O excesso de hidratação pode fazer mal
Foto: Arquivo Webrun
“Não se acostume a beber ou a consumir algo durante a maratona; alguns grandes corredores o fazem e isso não é bom.” (James Sullivan, representante americano na maratona olímpica em 1908.)
Poucos assuntos na corrida devem ter tanto material publicado aos praticantes. Todo mundo parece que já aprendeu sobe o assunto, mas uma pesquisa americana apontou que quando questionados sobre Hidratação, 83% dos atletas erravam questões bem simples. E os erros cometidos no início do século passado, como o exagero impensável da frase acima, passaram a fazer com que treinadores e pesquisadores apontassem suas recomendações ao outro extremo, ao excesso na hidratação.
Eu conversava com um treinador conhecido, dono de assessoria, e descobri que coincidentemente nós dois não tomamos nem carboidrato em gel nem água em treinos de até 15 quilômetros por pura inconveniência de carregar água. E isso faria mal?
No último texto eu falei aqui que o nosso organismo regula muito mal nosso mecanismo de sensação de fome, porém ele regula muito bem nosso mecanismo de sede! Vale lembrar que o homem é o animal mais inteligente, mas por que precisaria ser avisado pelos outros de quando seria o momento de beber? Será que não sabemos quando temos sede? Lógico que sabemos! Ninguém precisa se lembrado de se hidratar.
Com essa preocupação tão exagerada criou-se um mito que é o de “Se a sede aparecer, é tarde demais”. Não é! Uma famosa pesquisa descobriu quais seriam os efeitos da desidratação nos corredores. Foi estabelecido que a desidratação de 2% ou mais seria prejudicial ao desempenho. Pois a um grupo de corredores proporcionou-se 5% de desidratação (aproximadamente três litros) para analisar os efeitos. E o que ocorreu?

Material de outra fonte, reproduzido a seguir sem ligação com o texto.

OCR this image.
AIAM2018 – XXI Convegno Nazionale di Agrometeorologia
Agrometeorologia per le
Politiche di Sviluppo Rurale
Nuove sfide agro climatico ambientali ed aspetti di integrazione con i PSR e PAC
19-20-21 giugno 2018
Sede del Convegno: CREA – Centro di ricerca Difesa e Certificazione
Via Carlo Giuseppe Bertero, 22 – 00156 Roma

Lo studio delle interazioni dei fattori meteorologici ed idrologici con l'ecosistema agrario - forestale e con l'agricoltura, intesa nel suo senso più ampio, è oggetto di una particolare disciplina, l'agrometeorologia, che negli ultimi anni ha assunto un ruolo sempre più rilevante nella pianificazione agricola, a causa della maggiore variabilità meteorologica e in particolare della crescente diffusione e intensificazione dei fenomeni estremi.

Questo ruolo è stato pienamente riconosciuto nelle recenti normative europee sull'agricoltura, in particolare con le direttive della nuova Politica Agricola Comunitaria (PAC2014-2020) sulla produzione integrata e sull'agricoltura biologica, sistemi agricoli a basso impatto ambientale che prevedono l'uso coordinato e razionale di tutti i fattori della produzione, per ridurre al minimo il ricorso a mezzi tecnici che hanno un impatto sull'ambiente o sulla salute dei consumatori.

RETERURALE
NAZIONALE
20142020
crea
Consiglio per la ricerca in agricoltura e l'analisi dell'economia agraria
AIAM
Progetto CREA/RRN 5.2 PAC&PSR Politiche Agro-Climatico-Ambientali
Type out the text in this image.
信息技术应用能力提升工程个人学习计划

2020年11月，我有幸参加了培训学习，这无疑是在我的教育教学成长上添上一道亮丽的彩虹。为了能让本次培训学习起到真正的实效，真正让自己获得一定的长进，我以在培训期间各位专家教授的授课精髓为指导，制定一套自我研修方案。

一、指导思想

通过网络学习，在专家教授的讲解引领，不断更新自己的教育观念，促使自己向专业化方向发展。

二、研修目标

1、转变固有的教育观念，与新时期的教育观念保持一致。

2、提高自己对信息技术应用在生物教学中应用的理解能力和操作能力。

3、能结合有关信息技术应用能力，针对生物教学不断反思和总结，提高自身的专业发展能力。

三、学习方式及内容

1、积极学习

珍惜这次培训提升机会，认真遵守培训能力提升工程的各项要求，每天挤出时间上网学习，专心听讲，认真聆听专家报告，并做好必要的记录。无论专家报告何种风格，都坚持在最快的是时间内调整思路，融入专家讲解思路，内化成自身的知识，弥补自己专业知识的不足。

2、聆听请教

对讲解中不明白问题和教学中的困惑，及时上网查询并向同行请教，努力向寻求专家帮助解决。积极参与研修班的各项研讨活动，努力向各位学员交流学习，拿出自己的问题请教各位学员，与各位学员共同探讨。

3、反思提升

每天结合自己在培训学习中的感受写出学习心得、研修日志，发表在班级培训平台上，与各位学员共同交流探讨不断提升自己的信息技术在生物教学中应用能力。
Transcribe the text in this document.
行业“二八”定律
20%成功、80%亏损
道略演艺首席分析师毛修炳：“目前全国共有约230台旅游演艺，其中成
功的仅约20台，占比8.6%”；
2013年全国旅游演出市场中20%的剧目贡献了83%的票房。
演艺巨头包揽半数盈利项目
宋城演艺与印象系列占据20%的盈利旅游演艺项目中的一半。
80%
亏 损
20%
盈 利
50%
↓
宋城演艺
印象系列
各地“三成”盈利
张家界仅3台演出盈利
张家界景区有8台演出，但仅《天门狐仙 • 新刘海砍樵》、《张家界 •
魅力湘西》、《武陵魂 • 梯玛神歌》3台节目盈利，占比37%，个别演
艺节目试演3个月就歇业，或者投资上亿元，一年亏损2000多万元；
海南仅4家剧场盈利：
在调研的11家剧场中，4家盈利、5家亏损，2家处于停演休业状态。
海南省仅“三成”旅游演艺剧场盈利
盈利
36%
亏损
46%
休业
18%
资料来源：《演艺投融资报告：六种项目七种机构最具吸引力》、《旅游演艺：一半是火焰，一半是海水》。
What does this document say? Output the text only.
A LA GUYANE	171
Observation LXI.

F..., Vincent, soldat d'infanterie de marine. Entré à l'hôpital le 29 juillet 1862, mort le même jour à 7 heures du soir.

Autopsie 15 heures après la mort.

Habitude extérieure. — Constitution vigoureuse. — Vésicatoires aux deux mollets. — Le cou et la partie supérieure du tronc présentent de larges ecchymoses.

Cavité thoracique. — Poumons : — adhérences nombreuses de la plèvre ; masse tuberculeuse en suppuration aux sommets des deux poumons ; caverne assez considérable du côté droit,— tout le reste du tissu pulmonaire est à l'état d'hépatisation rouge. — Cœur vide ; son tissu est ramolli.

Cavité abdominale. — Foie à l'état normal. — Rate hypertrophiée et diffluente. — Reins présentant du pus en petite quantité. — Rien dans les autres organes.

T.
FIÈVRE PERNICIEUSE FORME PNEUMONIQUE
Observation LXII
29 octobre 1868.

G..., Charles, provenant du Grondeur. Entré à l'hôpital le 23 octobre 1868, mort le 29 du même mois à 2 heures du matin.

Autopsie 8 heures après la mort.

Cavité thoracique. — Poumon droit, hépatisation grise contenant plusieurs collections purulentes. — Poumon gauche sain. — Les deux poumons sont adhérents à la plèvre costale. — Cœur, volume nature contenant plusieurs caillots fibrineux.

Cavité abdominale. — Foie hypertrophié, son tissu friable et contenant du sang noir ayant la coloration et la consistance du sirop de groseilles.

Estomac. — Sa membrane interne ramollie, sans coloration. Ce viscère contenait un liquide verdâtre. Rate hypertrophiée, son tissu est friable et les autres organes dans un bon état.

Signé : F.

Descobriu-se que NÃO houve qualquer queda de desempenho na economia de corrida (eficiência), nos níveis de fadiga ou concentrações de lactato deles. Estes resultados vêm mostrar duas coisas MUITO importantes no tema hidratação em corredores:
1 Como na corrida carregamos nosso próprio peso, a perda de parte da água compensa a perda de desempenho, por isso, mesmo perdendo 5% de peso em água, os atletas NÃO perderam NADA em desempenho.
2 Pelo fato de que para cada grama de glicogênio muscular carregamos cerca de três em água, quando queimamos essa reserva perdemos água que, pra efeito de cálculo, não “seria originalmente nossa”. Assim, os métodos de análise de necessidade de reposição líquida hoje são SUPERESTIMADOS em até 30%!
Se água em excesso não traz qualquer benefício na corrida e se nosso organismo trabalha bem, mesmo com 5% de hidratação, por que se preocupar e carregar o excesso que beberíamos exageradamente?
É hora de voltar ao básico, beber água em provas apenas quando a sede mandar e em quantidade que acabe com a sensação de sede. Começar a atividade hidratado consumindo uma hora antes uma garrafa de 500ml a 6% de carboidrato, concentração da maioria das bebidas esportivas, é comprovadamente mais do que suficiente.
Não se iluda com a insistência em consumir muito mais do que isso. Vale lembrar que muito do material hoje disponível e consultado quando falamos sobre hidratação foi produzido e divulgado por empresas que “misteriosamente” em todas as suas pesquisas apontam para uma necessidade de se consumir muito líquido!
O excesso não traz benefícios e pode apenas gerar a rara situação de hiponatremia, que é a queda anormal da concentração de sódio no sangue pela combinação da perda de sódio no suor com ingestão excessiva de água. Se você for um corredor pesado, mulher, lentos e/ou destreinado, mais cuidado ainda!